Я помню только, что говорил о том, как меня преследовало лицо поэта - ужасающе печальное, доброе лицо, запечатленное на его последней фотографии. И когда жены солидных горожан, оставив в длинном зале аромат своих духов, схлынули по каменной лестнице на мокрые улицы, где их ждали освещенные машины, я заметил, что общий поток забыл одну из любительниц страстей и изящных искусств. Она задумчиво сидела в глубине залы, по-мужски скрестив ноги и попыхивала сигаретой. Она не смотрела на меня - только грубо - себе под ноги. Мне польстила мысль о том, что, может быть, хоть один человек понял мои трудности. Я взял свой мокрый портфель и старый дождевик и направился вниз, где тонкие струи пронизывающего внутрь мелкого дождя проносились по улицам со стороны моря. Я шел к себе домой, где к этому времени Мелисса должна была уже проснуться и накрыть ужин на застеленном газетой столе, сперва послав Хамида к булочнику принести жаркое - у нас не было своей плиты.

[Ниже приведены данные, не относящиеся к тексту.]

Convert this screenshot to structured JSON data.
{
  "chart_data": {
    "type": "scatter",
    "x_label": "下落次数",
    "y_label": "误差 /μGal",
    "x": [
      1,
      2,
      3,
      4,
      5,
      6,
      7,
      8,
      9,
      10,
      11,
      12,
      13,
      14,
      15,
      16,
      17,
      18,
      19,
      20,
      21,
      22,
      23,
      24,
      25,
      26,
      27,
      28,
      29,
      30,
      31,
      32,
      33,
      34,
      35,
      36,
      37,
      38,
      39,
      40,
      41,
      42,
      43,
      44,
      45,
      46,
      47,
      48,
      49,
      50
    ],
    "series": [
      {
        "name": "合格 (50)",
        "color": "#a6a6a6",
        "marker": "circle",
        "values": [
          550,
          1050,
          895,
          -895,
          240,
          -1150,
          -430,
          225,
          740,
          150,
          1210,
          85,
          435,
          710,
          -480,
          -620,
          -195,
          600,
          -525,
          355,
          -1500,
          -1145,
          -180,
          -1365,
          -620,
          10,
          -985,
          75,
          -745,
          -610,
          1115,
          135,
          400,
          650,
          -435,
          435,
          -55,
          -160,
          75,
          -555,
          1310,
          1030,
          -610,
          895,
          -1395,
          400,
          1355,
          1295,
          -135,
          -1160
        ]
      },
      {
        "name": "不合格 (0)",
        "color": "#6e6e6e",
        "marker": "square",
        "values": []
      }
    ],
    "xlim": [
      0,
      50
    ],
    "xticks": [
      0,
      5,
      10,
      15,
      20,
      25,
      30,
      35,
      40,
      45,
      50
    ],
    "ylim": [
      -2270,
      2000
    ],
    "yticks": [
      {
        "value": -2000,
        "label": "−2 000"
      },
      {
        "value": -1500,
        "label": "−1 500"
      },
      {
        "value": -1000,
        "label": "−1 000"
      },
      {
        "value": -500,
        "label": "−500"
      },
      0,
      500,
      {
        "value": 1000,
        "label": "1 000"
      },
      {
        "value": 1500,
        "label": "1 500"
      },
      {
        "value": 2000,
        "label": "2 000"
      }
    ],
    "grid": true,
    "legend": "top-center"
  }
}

Снаружи было холодно, и я перешел на другую сторону улицы Фуад, где ярко горели витрины. В окне бакалейной лавки я увидел небольшую банку консервированных оливок с надписью "Орвьето" и, захваченный неожиданным желанием оказаться на другой стороне Средиземного моря, вошел в магазин, купил ее, открыл прямо там и немедленно, сидя за мраморным столом при ужасном освещении, стал вкушать Италию, ее темную обжигающую плоть, обработанную руками весеннюю землю, освященную вином. Я чувствовал, что Мелисса никогда не сможет понять этого. Придется соврать, что потерял деньги.
Сразу я не приметил большой машины, оставленной с включенным двигателем возле бакалейной лавки, а любительница страстей вошла в магазин с быстрой и решительной внезапностью и спросила, властно - на манер лесбиянки или женщины с деньгами, работающей под бедную: "Что вы имели в виду, говоря о двойственной природе иронии?" - или что-то столь же несуразное.